We hypothesized that relative to placebo, ingestion of delta-9-THC or CBD would be associated with modulation of the functional connectivity of the striatum, inferior frontal cortex, and hippocampus during a visuo-spatial attention allocation task. These regions were selected as seed clusters for the connectivity analysis on the basis of our previous finding that delta-9-THC and CBD have opposite effects on the blood oxygen level-dependent (BOLD) response in these regions during the oddball salience processing task and that the induction of psychotic symptoms by delta-9-THC was related to its the effect on activation in the striatum (Bhattacharyya et al, 2012c). Furthermore, these regions have been implicated in psychotic disorders such as schizophrenia (Meyer- Lindenberg, 2010; Vita et al, 2006). In particular, psychotic symptoms in schizophrenia have been related to increased dopaminergic activity in the striatum (Guillin et al, 2007) and may be exacerbated by cannabis use (D’Souza et al, 2005). Specifically, in light of the already noted antagonism between these two cannabinoid molecules (Bhattacharyya et al, 2010) and their opposing effect upon psychotic symptoms (Zuardi et al, 2012) we predicted that delta-9- THC and CBD would have an opposite effect on the functional connectivity within these regions.
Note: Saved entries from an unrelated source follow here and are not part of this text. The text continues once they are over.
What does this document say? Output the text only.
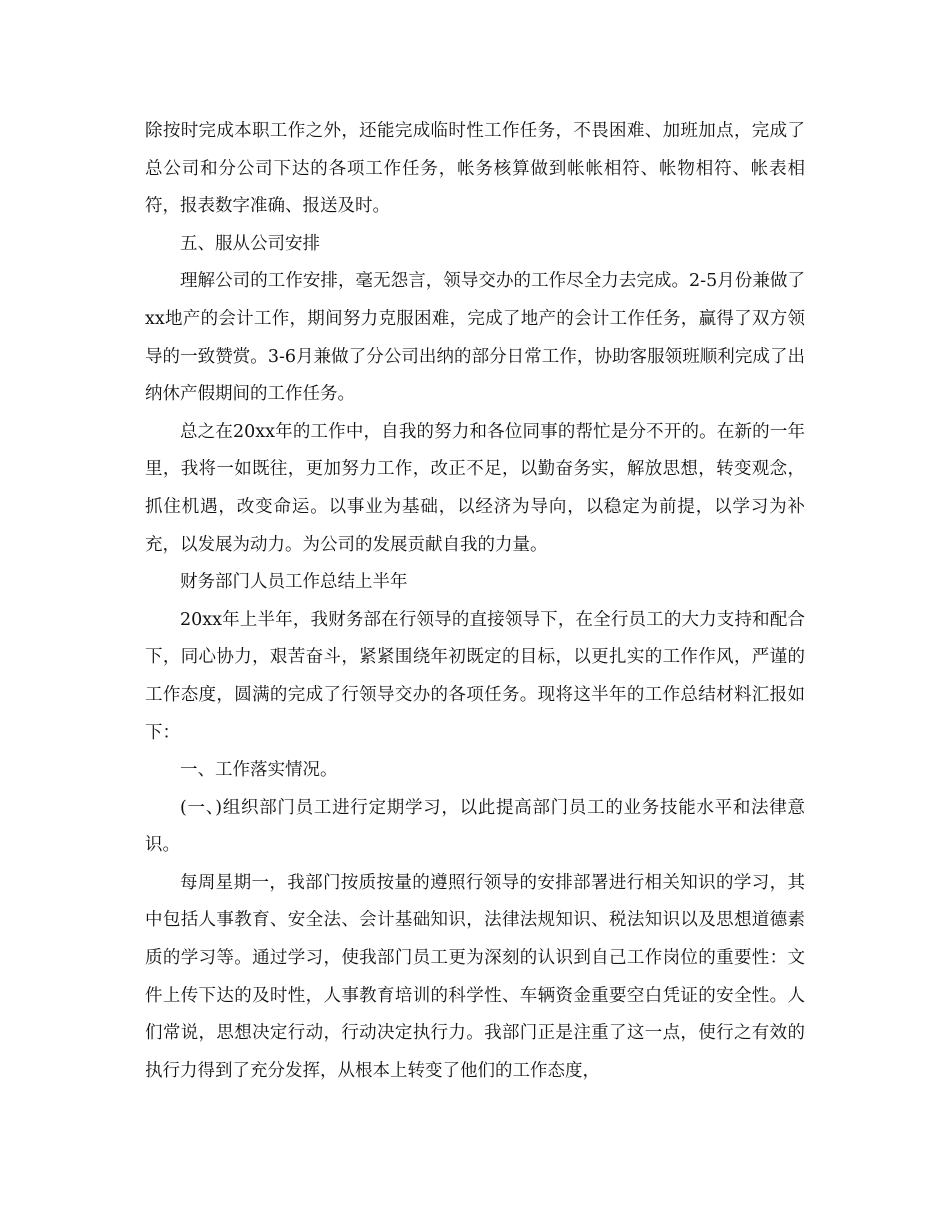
除按时完成本职工作之外，还能完成临时性工作任务，不畏困难、加班加点，完成了总公司和分公司下达的各项工作任务，帐务核算做到帐帐相符、帐物相符、帐表相符，报表数字准确、报送及时。

五、服从公司安排

理解公司的工作安排，毫无怨言，领导交办的工作尽全力去完成。2-5月份兼做了xx地产的会计工作，期间努力克服困难，完成了地产的会计工作任务，赢得了双方领导的一致赞赏。3-6月兼做了分公司出纳的部分日常工作，协助客服领班顺利完成了出纳休产假期间的工作任务。

总之在20xx年的工作中，自我的努力和各位同事的帮忙是分不开的。在新的一年里，我将一如既往，更加努力工作，改正不足，以勤奋务实，解放思想，转变观念，抓住机遇，改变命运。以事业为基础，以经济为导向，以稳定为前提，以学习为补充，以发展为动力。为公司的发展贡献自我的力量。

财务部门人员工作总结上半年

20xx年上半年，我财务部在行领导的直接领导下，在全行员工的大力支持和配合下，同心协力，艰苦奋斗，紧紧围绕年初既定的目标，以更扎实的工作作风，严谨的工作态度，圆满的完成了行领导交办的各项任务。现将这半年的工作总结材料汇报如下：

一、工作落实情况。

(一、)组织部门员工进行定期学习，以此提高部门员工的业务技能水平和法律意识。

每周星期一，我部门按质按量的遵照行领导的安排部署进行相关知识的学习，其中包括人事教育、安全法、会计基础知识，法律法规知识、税法知识以及思想道德素质的学习等。通过学习，使我部门员工更为深刻的认识到自己工作岗位的重要性：文件上传下达的及时性，人事教育培训的科学性、车辆资金重要空白凭证的安全性。人们常说，思想决定行动，行动决定执行力。我部门正是注重了这一点，使行之有效的执行力得到了充分发挥，从根本上转变了他们的工作态度，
Furthermore, we predicted that the effect of delta-9-THC, but not of CBD, on functional connectivity within these brain regions would be correlated with its effects on performance. As the striatum and the inferior frontal cortex respectively have critical roles in salience attribution and allocation of attentional resources toward salient stimuli (Rubia et al, 2007; Zink et al, 2006), we predicted that such a relationship would exist between the effects of delta-9-THC on task performance and its effects on fronto-striatal connectivity.